Nas últimas semanas, Estados do Brasil têm adotado a intercambialidade de doses nas segundas aplicações e até mesmo na dose adicional para idosos e imunossuprimidos. Uma das razões é a falta dos imunizantes da AstraZeneca - a solução mais à mão, nesses casos, é completar a imunização com as vacinas da Pfizer.
Um segundo motivo é a queda na efetividade dos imunobiológicos - ou seja, a diminuição da proteção contra a infecção ao longo do tempo, riscos de hospitalização e de morte, que vêm se mostrando altos e tornam incerta a espera. Num cenário com variantes agressivas e mais transmissíveis como a Delta, a estratégia é trocar de vacina e tomar a nova dose logo.

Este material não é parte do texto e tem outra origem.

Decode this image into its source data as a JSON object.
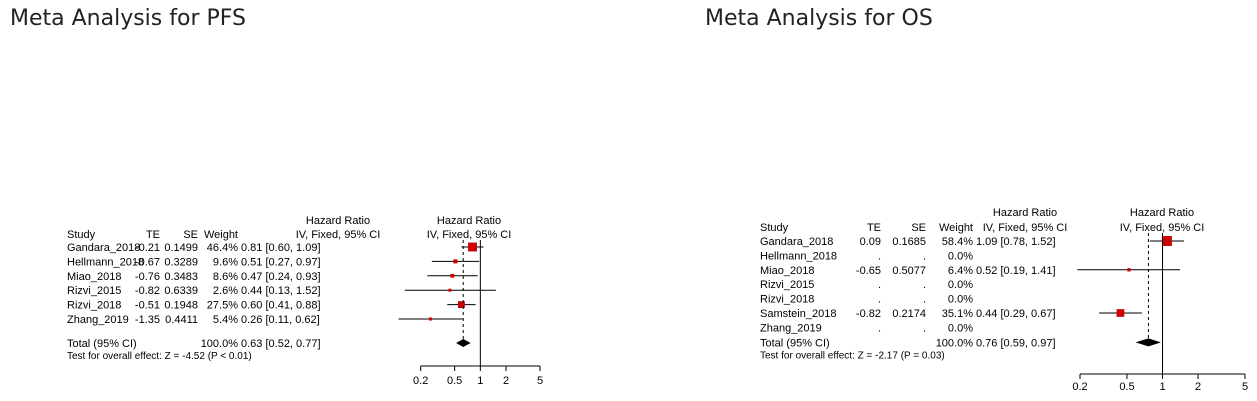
{
  "chart_data": [
    {
      "type": "forest",
      "title": "Meta Analysis for PFS",
      "headers": {
        "study": "Study",
        "te": "TE",
        "se": "SE",
        "weight": "Weight",
        "ci_line1": "Hazard Ratio",
        "ci_line2": "IV, Fixed, 95% CI",
        "plot_line1": "Hazard Ratio",
        "plot_line2": "IV, Fixed, 95% CI"
      },
      "studies": [
        {
          "study": "Gandara_2018",
          "te": "-0.21",
          "se": "0.1499",
          "weight": "46.4%",
          "ci": "0.81 [0.60, 1.09]",
          "hr": 0.81,
          "lower": 0.6,
          "upper": 1.09,
          "w": 46.4
        },
        {
          "study": "Hellmann_2018",
          "te": "-0.67",
          "se": "0.3289",
          "weight": "9.6%",
          "ci": "0.51 [0.27, 0.97]",
          "hr": 0.51,
          "lower": 0.27,
          "upper": 0.97,
          "w": 9.6
        },
        {
          "study": "Miao_2018",
          "te": "-0.76",
          "se": "0.3483",
          "weight": "8.6%",
          "ci": "0.47 [0.24, 0.93]",
          "hr": 0.47,
          "lower": 0.24,
          "upper": 0.93,
          "w": 8.6
        },
        {
          "study": "Rizvi_2015",
          "te": "-0.82",
          "se": "0.6339",
          "weight": "2.6%",
          "ci": "0.44 [0.13, 1.52]",
          "hr": 0.44,
          "lower": 0.13,
          "upper": 1.52,
          "w": 2.6
        },
        {
          "study": "Rizvi_2018",
          "te": "-0.51",
          "se": "0.1948",
          "weight": "27.5%",
          "ci": "0.60 [0.41, 0.88]",
          "hr": 0.6,
          "lower": 0.41,
          "upper": 0.88,
          "w": 27.5
        },
        {
          "study": "Zhang_2019",
          "te": "-1.35",
          "se": "0.4411",
          "weight": "5.4%",
          "ci": "0.26 [0.11, 0.62]",
          "hr": 0.26,
          "lower": 0.11,
          "upper": 0.62,
          "w": 5.4
        }
      ],
      "total": {
        "label": "Total (95% CI)",
        "weight": "100.0%",
        "ci": "0.63 [0.52, 0.77]",
        "hr": 0.63,
        "lower": 0.52,
        "upper": 0.77
      },
      "test": "Test for overall effect: Z = -4.52 (P < 0.01)",
      "x_scale": "log",
      "xlim": [
        0.1,
        5
      ],
      "xticks": [
        "0.2",
        "0.5",
        "1",
        "2",
        "5"
      ],
      "marker_color": "#cc0000"
    },
    {
      "type": "forest",
      "title": "Meta Analysis for OS",
      "headers": {
        "study": "Study",
        "te": "TE",
        "se": "SE",
        "weight": "Weight",
        "ci_line1": "Hazard Ratio",
        "ci_line2": "IV, Fixed, 95% CI",
        "plot_line1": "Hazard Ratio",
        "plot_line2": "IV, Fixed, 95% CI"
      },
      "studies": [
        {
          "study": "Gandara_2018",
          "te": "0.09",
          "se": "0.1685",
          "weight": "58.4%",
          "ci": "1.09 [0.78, 1.52]",
          "hr": 1.09,
          "lower": 0.78,
          "upper": 1.52,
          "w": 58.4
        },
        {
          "study": "Hellmann_2018",
          "te": ".",
          "se": ".",
          "weight": "0.0%",
          "ci": "",
          "hr": null,
          "lower": null,
          "upper": null,
          "w": 0
        },
        {
          "study": "Miao_2018",
          "te": "-0.65",
          "se": "0.5077",
          "weight": "6.4%",
          "ci": "0.52 [0.19, 1.41]",
          "hr": 0.52,
          "lower": 0.19,
          "upper": 1.41,
          "w": 6.4
        },
        {
          "study": "Rizvi_2015",
          "te": ".",
          "se": ".",
          "weight": "0.0%",
          "ci": "",
          "hr": null,
          "lower": null,
          "upper": null,
          "w": 0
        },
        {
          "study": "Rizvi_2018",
          "te": ".",
          "se": ".",
          "weight": "0.0%",
          "ci": "",
          "hr": null,
          "lower": null,
          "upper": null,
          "w": 0
        },
        {
          "study": "Samstein_2018",
          "te": "-0.82",
          "se": "0.2174",
          "weight": "35.1%",
          "ci": "0.44 [0.29, 0.67]",
          "hr": 0.44,
          "lower": 0.29,
          "upper": 0.67,
          "w": 35.1
        },
        {
          "study": "Zhang_2019",
          "te": ".",
          "se": ".",
          "weight": "0.0%",
          "ci": "",
          "hr": null,
          "lower": null,
          "upper": null,
          "w": 0
        }
      ],
      "total": {
        "label": "Total (95% CI)",
        "weight": "100.0%",
        "ci": "0.76 [0.59, 0.97]",
        "hr": 0.76,
        "lower": 0.59,
        "upper": 0.97
      },
      "test": "Test for overall effect: Z = -2.17 (P = 0.03)",
      "x_scale": "log",
      "xlim": [
        0.2,
        5
      ],
      "xticks": [
        "0.2",
        "0.5",
        "1",
        "2",
        "5"
      ],
      "marker_color": "#cc0000"
    }
  ]
}
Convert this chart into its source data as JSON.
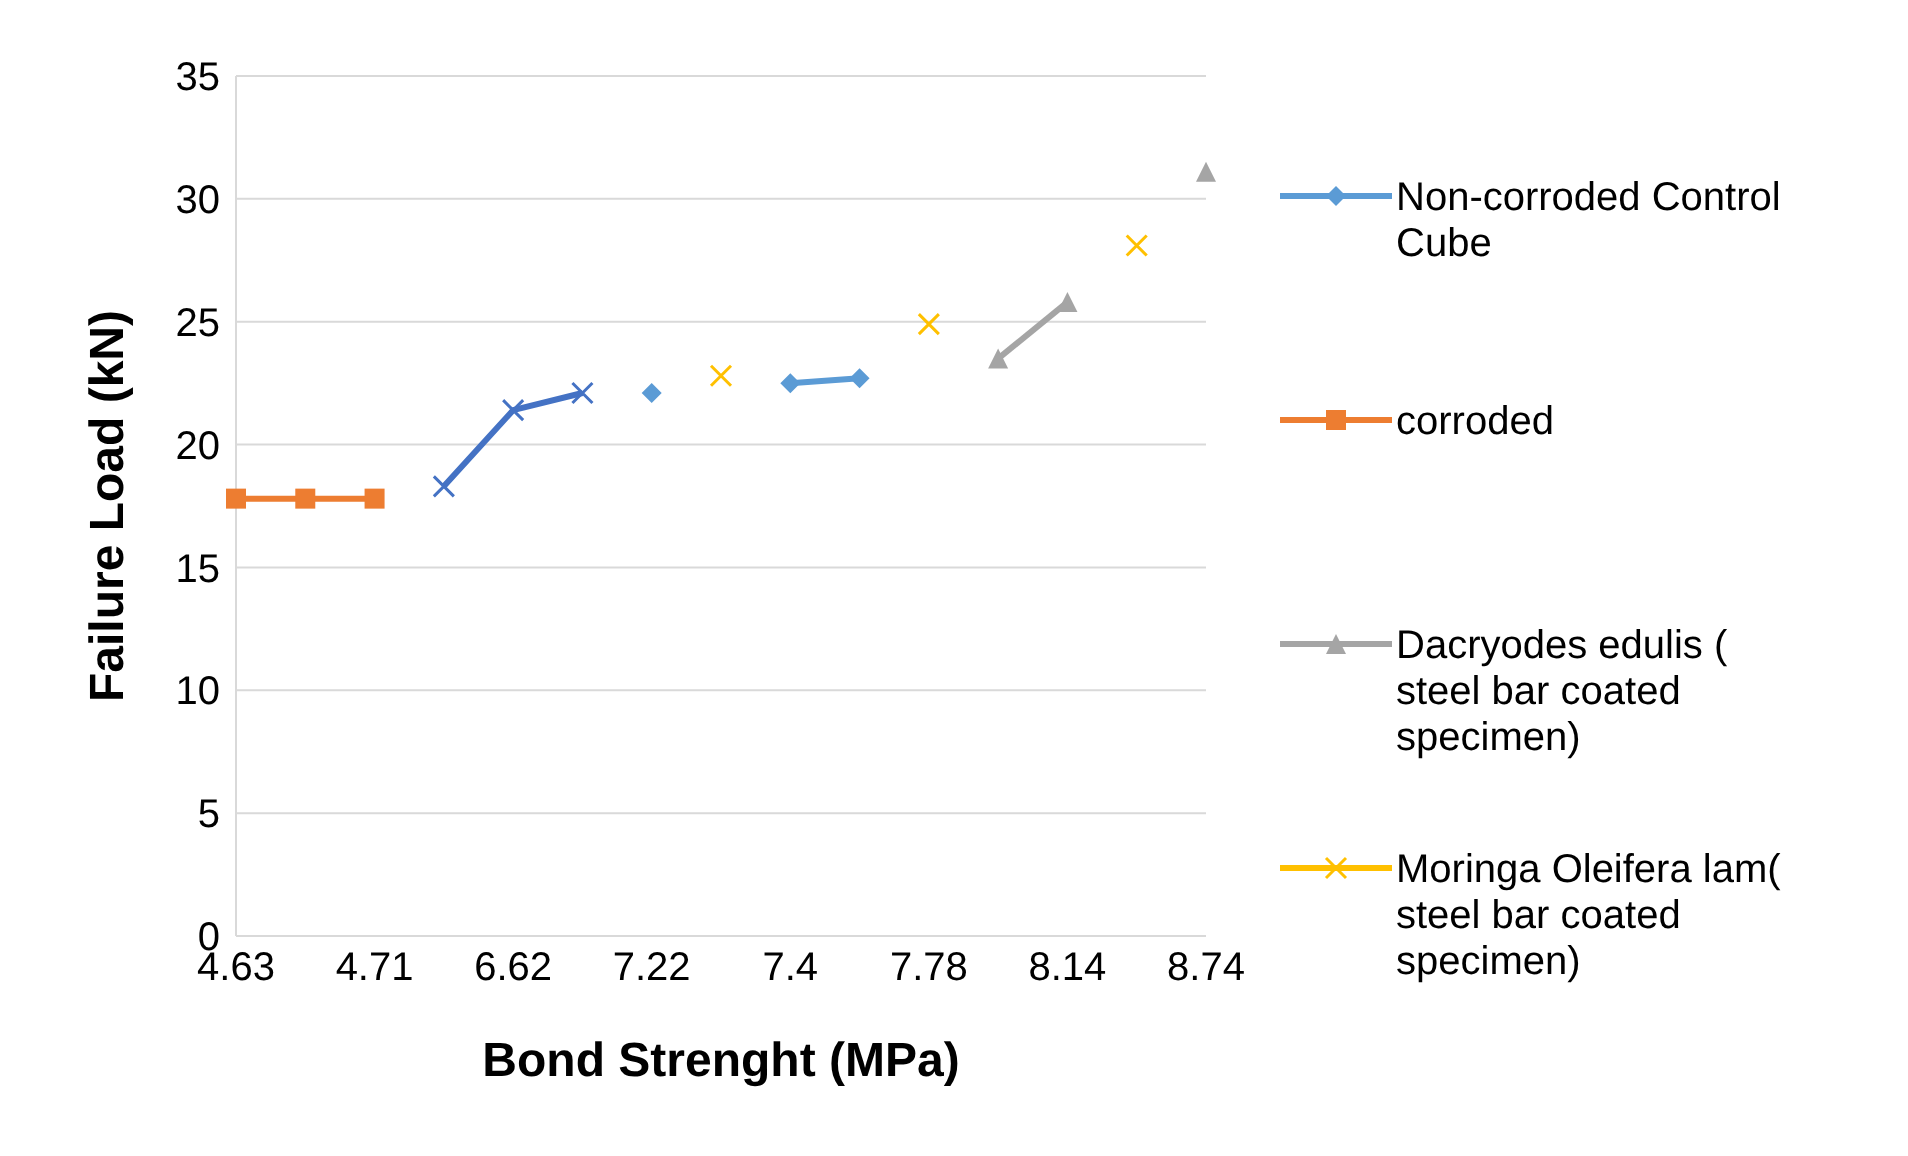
{
  "chart_data": {
    "type": "line",
    "xlabel": "Bond Strenght (MPa)",
    "ylabel": "Failure  Load (kN)",
    "categories": [
      "4.63",
      null,
      "4.71",
      null,
      "6.62",
      null,
      "7.22",
      null,
      "7.4",
      null,
      "7.78",
      null,
      "8.14",
      null,
      "8.74"
    ],
    "ylim": [
      0,
      35
    ],
    "yticks": [
      0,
      5,
      10,
      15,
      20,
      25,
      30,
      35
    ],
    "grid": "y",
    "legend": "right",
    "series": [
      {
        "name": "Non-corroded Control Cube",
        "color": "#5b9bd5",
        "marker": "diamond",
        "values": [
          null,
          null,
          null,
          null,
          null,
          null,
          22.1,
          null,
          22.5,
          22.7,
          null,
          null,
          null,
          null,
          null
        ]
      },
      {
        "name": "corroded",
        "color": "#ed7d31",
        "marker": "square",
        "values": [
          17.8,
          17.8,
          17.8,
          null,
          null,
          null,
          null,
          null,
          null,
          null,
          null,
          null,
          null,
          null,
          null
        ]
      },
      {
        "color": "#4472c4",
        "marker": "cross",
        "values": [
          null,
          null,
          null,
          18.3,
          21.4,
          22.1,
          null,
          null,
          null,
          null,
          null,
          null,
          null,
          null,
          null
        ]
      },
      {
        "name": "Dacryodes edulis ( steel bar coated specimen)",
        "color": "#a5a5a5",
        "marker": "triangle",
        "values": [
          null,
          null,
          null,
          null,
          null,
          null,
          null,
          null,
          null,
          null,
          null,
          23.5,
          25.8,
          null,
          31.1
        ]
      },
      {
        "name": "Moringa Oleifera lam( steel bar coated specimen)",
        "color": "#ffc000",
        "marker": "cross",
        "values": [
          null,
          null,
          null,
          null,
          null,
          null,
          null,
          22.8,
          null,
          null,
          24.9,
          null,
          null,
          28.1,
          null
        ]
      }
    ]
  }
}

Na segunda-feira, São Paulo começou a colocar em prática esse intercâmbio de imunizantes, alegando a falta de doses da AstraZeneca. Por meio de orientações no Documento Técnico da Campanha de Vacinação contra a Covid-19, foi estabelecido o uso excepcional da Pfizer até quarta-feira. O Rio de Janeiro também adotou essa mesma solução.
Essas atitudes acenderam um debate entre cientistas e instituições. A Associação Brasileira de Alergia e Imunologia (ASBAI) acredita que a aplicação de uma dose diferente das primeiras seja uma boa alternativa, baseada em estudos recentes que demonstram que uma dose adicional da Pfizer pode oferecer uma proteção maior. Mas ela adverte que essas aplicações devem ser direcionadas a grupos mais vulneráveis.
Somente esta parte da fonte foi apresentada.